Marsha Rosenberg, a speech pathologist who's worked with children in Tokyo for forty years, told us that there is no one way to learn a language. Because every family's starting point and desired results are different, so too will be everyone's action plan. There are, however, a few tactics all families can consider no matter what the specifics of their language situation.
And remember: many of CareFinder's babysitters are trained language educators and many more are native-level speakers! They're wonderful resources to give your child consistent exposure to and practice with conversational language.
Absolutely No Screen Time
Let's start with what you shouldn't be doing. While apps and software are popular approaches to language learning for adults (think DuoLingo and Rosetta Stone), Marsha is adamant that parents don't try the same for their children.
"Kids do not learn through technology," she says. "Language is communication and communication is between people."
She's against any type of screen time before age two and very little after that, as it could actually create developmental issues. So, if you hoped watching Peppa Pig or Rilakkuma would help your child learn, Marsha says no such luck. Put that tablet down!
Send Your Children to Local Schools
Marsha sent her children to Japanese grade schools to reinforce the language and, provided your family has long-term plans for Japan, highly recommends it. Many of the local schools, especially in wards with large international populations like Minato-ku, have resources to help students whose first language isn't Japanese.
All three of Marsha's children, now adults, are bilingual (and her grandchildren are, as well). Additionally, spending their days surrounded by Japanese customs at school reinforced their language learning, as culture and communication are closely intertwined.
This is not to say putting your kid in classes taught in a foreign language isn't without its hurdles. That's why it's important to understand what your family's goals are. If you don't plan on staying in Japan for more than a few years, it may be best to send your child to a school where they can learn in their native language instead.
Find Fun Opportunities to Learn
Children, especially young ones, won't learn by sitting in a classroom, enduring rote lessons on grammar and conjugation. For one, this isn't most kids' idea of a good time and therefore language learning becomes a dreaded chore. Secondly, it's not an approach that actually teaches useful conversation.
"Language has to be meaningful," Marsha says. Reciting verb tenses isn't really a task packed with meaning.
Finding activities your children are already interested in - soccer, karate, dance, music, arts and crafts - in a second language makes for a covert lesson under the guise of having fun. Your kid is just excited to make homemade slime with his babysitter; he doesn't realize that he's learning another language as she gives him directions in French.
Any activity with a tangible outcome from language - seeing and doing what's been discussed or asked - will be much more helpful in teaching your child that language. And any activity that he enjoys doing is much more likely to be repeated, reinforcing the knowledge.
This approach makes sense for everyone, especially those families who don't plan to stay in one place long but still want their children to learn some of the language while there.

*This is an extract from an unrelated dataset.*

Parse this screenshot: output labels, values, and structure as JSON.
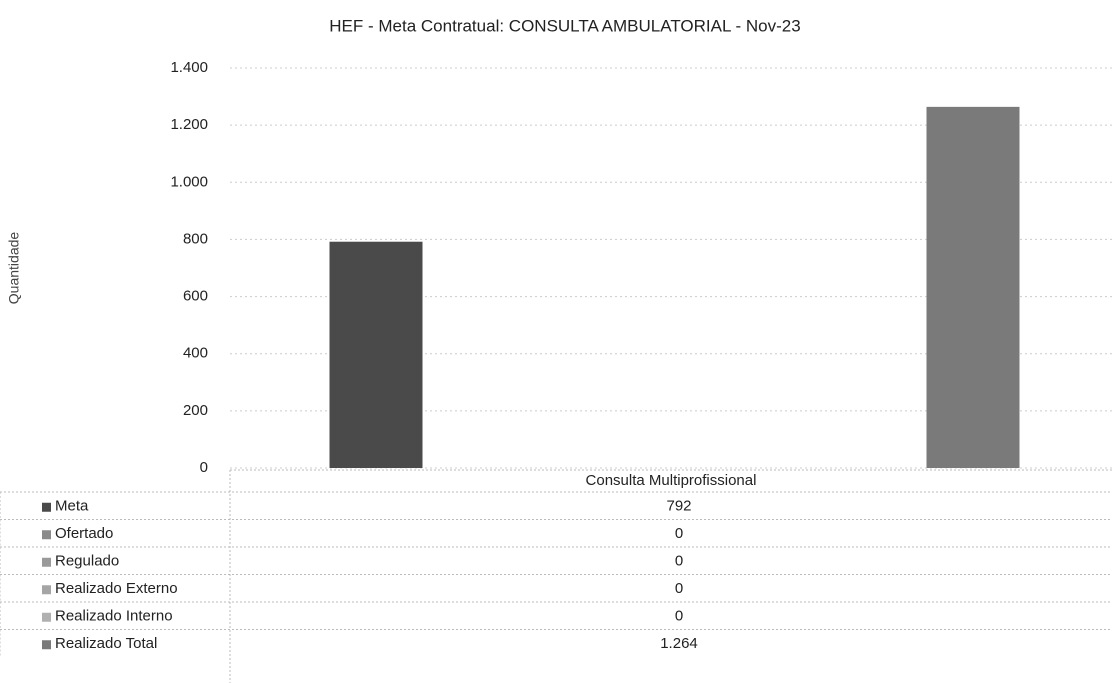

Evaluate, Then Evaluate Again
No matter how your family approaches learning new languages, according to Marsha it is very important to consistently evaluate where everything stands. This not only means the progression of the language, but also your child's emotional well-being. If becoming bilingual is taking a negative toll, the methods you're using or the goals you've set may be worth revisiting.

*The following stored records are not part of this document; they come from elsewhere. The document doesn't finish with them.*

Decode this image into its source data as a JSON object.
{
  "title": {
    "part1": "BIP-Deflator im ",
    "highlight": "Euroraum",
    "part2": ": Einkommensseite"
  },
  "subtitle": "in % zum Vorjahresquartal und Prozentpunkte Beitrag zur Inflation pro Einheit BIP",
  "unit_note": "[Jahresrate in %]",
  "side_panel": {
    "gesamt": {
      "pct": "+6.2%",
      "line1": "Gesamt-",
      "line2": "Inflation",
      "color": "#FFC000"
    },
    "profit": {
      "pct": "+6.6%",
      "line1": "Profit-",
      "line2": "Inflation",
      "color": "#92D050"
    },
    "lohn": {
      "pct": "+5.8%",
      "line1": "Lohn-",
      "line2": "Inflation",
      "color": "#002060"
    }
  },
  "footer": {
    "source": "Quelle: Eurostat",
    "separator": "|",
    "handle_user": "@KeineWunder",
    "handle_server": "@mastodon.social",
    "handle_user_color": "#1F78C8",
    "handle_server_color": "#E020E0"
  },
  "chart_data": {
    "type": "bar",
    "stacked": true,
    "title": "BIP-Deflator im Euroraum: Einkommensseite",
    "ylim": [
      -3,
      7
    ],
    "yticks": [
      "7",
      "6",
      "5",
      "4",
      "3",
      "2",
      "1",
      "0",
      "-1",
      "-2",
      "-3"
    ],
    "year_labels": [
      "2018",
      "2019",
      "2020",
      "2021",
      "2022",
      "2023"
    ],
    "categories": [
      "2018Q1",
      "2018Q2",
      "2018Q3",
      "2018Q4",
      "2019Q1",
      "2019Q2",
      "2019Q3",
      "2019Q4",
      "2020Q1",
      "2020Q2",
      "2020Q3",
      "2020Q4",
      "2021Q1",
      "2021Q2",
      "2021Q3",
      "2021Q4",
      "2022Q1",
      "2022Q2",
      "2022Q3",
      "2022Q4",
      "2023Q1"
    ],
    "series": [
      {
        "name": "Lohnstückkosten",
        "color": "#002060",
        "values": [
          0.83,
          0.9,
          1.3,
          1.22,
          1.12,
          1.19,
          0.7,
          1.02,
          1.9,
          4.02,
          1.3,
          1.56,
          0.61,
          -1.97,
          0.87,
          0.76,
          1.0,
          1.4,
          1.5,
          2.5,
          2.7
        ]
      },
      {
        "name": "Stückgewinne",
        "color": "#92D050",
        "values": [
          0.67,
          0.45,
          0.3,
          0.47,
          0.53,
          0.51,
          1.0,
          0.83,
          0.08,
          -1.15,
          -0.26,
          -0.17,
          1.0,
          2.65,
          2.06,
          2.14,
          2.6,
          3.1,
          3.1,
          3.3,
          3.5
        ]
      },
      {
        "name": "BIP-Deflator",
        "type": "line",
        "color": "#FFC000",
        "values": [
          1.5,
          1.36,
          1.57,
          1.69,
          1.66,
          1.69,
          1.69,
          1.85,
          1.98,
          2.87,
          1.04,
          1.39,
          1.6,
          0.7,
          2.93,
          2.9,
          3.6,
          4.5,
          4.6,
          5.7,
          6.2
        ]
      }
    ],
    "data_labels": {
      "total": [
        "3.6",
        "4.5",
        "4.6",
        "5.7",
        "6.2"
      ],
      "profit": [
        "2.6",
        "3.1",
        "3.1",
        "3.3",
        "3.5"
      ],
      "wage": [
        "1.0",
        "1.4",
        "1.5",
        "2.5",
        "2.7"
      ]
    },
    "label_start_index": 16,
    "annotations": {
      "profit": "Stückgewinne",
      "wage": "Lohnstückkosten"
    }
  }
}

For very young children who are learning multiple first languages, you want to ensure that they are strong enough in at least one of them to reach proficiency. Remember, each language requires 30 percent of your child's waking hours. If you can't dedicate at least that much time to at least one language, you could ultimately be harming her development rather than helping it. Marsha notes that developmental milestones in speech for babies and toddlers are easily found online, so be sure to keep tabs on your bilingual tot's progress.

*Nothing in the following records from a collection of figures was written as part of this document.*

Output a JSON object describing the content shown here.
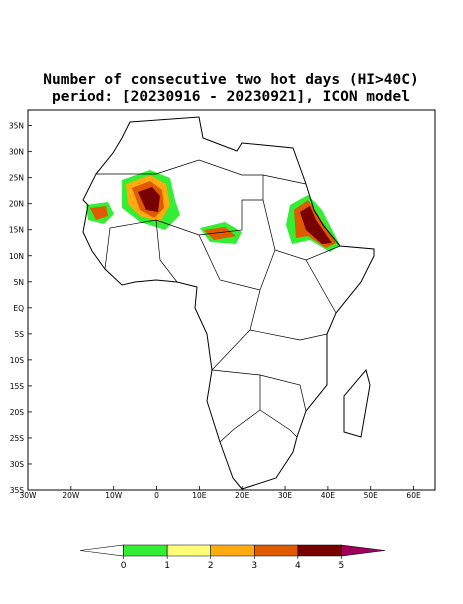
{
  "title": "Number of consecutive two hot days (HI>40C)",
  "subtitle": "period: [20230916 - 20230921], ICON model",
  "map": {
    "xlim": [
      -30,
      65
    ],
    "ylim": [
      -35,
      38
    ],
    "xticks": [
      {
        "value": -30,
        "label": "30W"
      },
      {
        "value": -20,
        "label": "20W"
      },
      {
        "value": -10,
        "label": "10W"
      },
      {
        "value": 0,
        "label": "0"
      },
      {
        "value": 10,
        "label": "10E"
      },
      {
        "value": 20,
        "label": "20E"
      },
      {
        "value": 30,
        "label": "30E"
      },
      {
        "value": 40,
        "label": "40E"
      },
      {
        "value": 50,
        "label": "50E"
      },
      {
        "value": 60,
        "label": "60E"
      }
    ],
    "yticks": [
      {
        "value": 35,
        "label": "35N"
      },
      {
        "value": 30,
        "label": "30N"
      },
      {
        "value": 25,
        "label": "25N"
      },
      {
        "value": 20,
        "label": "20N"
      },
      {
        "value": 15,
        "label": "15N"
      },
      {
        "value": 10,
        "label": "10N"
      },
      {
        "value": 5,
        "label": "5N"
      },
      {
        "value": 0,
        "label": "EQ"
      },
      {
        "value": -5,
        "label": "5S"
      },
      {
        "value": -10,
        "label": "10S"
      },
      {
        "value": -15,
        "label": "15S"
      },
      {
        "value": -20,
        "label": "20S"
      },
      {
        "value": -25,
        "label": "25S"
      },
      {
        "value": -30,
        "label": "30S"
      },
      {
        "value": -35,
        "label": "35S"
      }
    ]
  },
  "colorbar": {
    "colors": [
      "#ffffff",
      "#33ee33",
      "#ffff77",
      "#ffaa11",
      "#e05a00",
      "#780000",
      "#a0005a"
    ],
    "ticks": [
      0,
      1,
      2,
      3,
      4,
      5
    ]
  }
}
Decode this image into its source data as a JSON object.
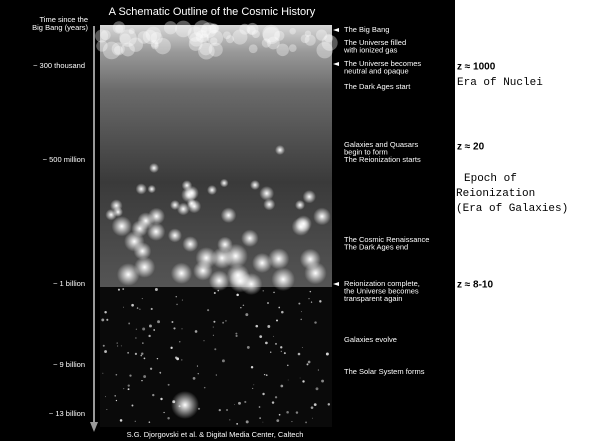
{
  "title": "A Schematic Outline of the Cosmic History",
  "axis_label": [
    "Time since the",
    "Big Bang (years)"
  ],
  "time_labels": [
    "~ 300 thousand",
    "~ 500 million",
    "~ 1 billion",
    "~ 9 billion",
    "~ 13 billion"
  ],
  "events": [
    [
      "The Big Bang"
    ],
    [
      "The Universe filled",
      "with ionized gas"
    ],
    [
      "The Universe becomes",
      "neutral and opaque"
    ],
    [
      "The Dark Ages start"
    ],
    [
      "Galaxies and Quasars",
      "begin to form",
      "The Reionization starts"
    ],
    [
      "The Cosmic Renaissance",
      "The Dark Ages end"
    ],
    [
      "Reionization complete,",
      "the Universe becomes",
      "transparent again"
    ],
    [
      "Galaxies evolve"
    ],
    [
      "The Solar System forms"
    ]
  ],
  "credit": "S.G. Djorgovski et al. & Digital Media Center, Caltech",
  "redshifts": [
    "z ≈ 1000",
    "z ≈ 20",
    "z ≈ 8-10"
  ],
  "era_of_nuclei": "Era of Nuclei",
  "epoch_note": [
    "Epoch of",
    "Reionization",
    "(Era of Galaxies)"
  ]
}
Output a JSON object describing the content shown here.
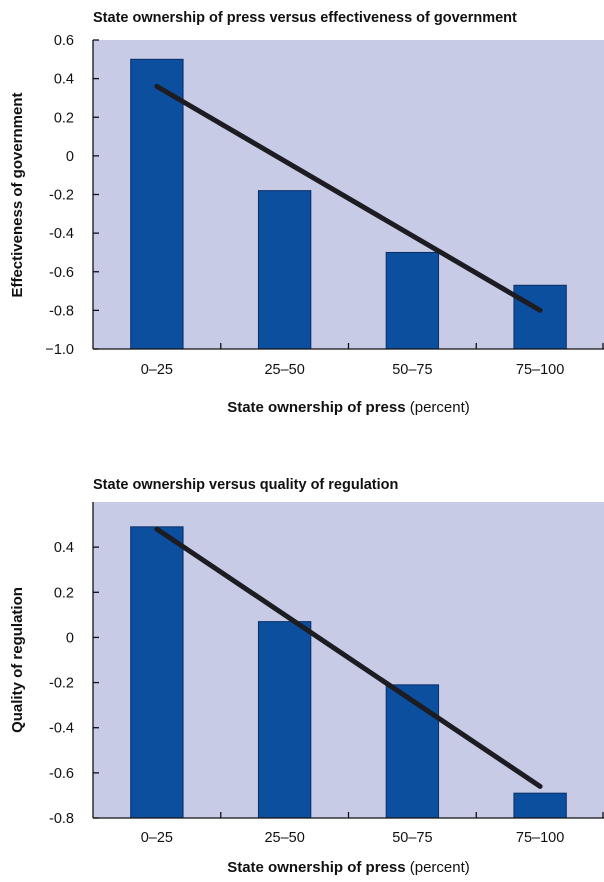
{
  "colors": {
    "plot_bg": "#c8cbe5",
    "bar": "#0b4f9e",
    "bar_edge": "#0a2f66",
    "trend": "#1c1c22",
    "axis": "#111111"
  },
  "chart_data": [
    {
      "type": "bar",
      "title": "State ownership of press versus effectiveness of government",
      "xlabel_bold": "State ownership of press",
      "xlabel_rest": " (percent)",
      "ylabel": "Effectiveness of government",
      "categories": [
        "0–25",
        "25–50",
        "50–75",
        "75–100"
      ],
      "values": [
        0.5,
        -0.18,
        -0.5,
        -0.67
      ],
      "trendline": {
        "start": 0.36,
        "end": -0.8
      },
      "ylim": [
        -1.0,
        0.6
      ],
      "yticks": [
        0.6,
        0.4,
        0.2,
        0,
        -0.2,
        -0.4,
        -0.6,
        -0.8,
        -1.0
      ],
      "ytick_labels": [
        "0.6",
        "0.4",
        "0.2",
        "0",
        "-0.2",
        "-0.4",
        "-0.6",
        "-0.8",
        "−1.0"
      ],
      "grid": false,
      "legend": "none"
    },
    {
      "type": "bar",
      "title": "State ownership versus quality of regulation",
      "xlabel_bold": "State ownership of press",
      "xlabel_rest": " (percent)",
      "ylabel": "Quality of regulation",
      "categories": [
        "0–25",
        "25–50",
        "50–75",
        "75–100"
      ],
      "values": [
        0.49,
        0.07,
        -0.21,
        -0.69
      ],
      "trendline": {
        "start": 0.48,
        "end": -0.66
      },
      "ylim": [
        -0.8,
        0.6
      ],
      "yticks": [
        0.4,
        0.2,
        0,
        -0.2,
        -0.4,
        -0.6,
        -0.8
      ],
      "ytick_labels": [
        "0.4",
        "0.2",
        "0",
        "-0.2",
        "-0.4",
        "-0.6",
        "-0.8"
      ],
      "grid": false,
      "legend": "none"
    }
  ]
}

For older children, who might be tested on their language skills for entrance into high school or college, quantifiable evaluation may be more appropriate. Marsha recommends searching for teachers or other professionals with experience in the type of environment your child is aiming for. For instance, a former international school teacher would have the best insight into what an international school would look for, language-wise. They can not only help to evaluate where your child is now, but also provide specific insights into what else may be needed.
Raising bilingual children may seem daunting. It can be complex and it will take time and effort, but it is also incredibly rewarding for you and your child! Speaking another language or two creates a bigger world for your kids, filled with opportunities to meet people and share experiences they'd otherwise miss out on.
We hope sharing Marsha's advice makes the journey to bilingualism an easier one for your family!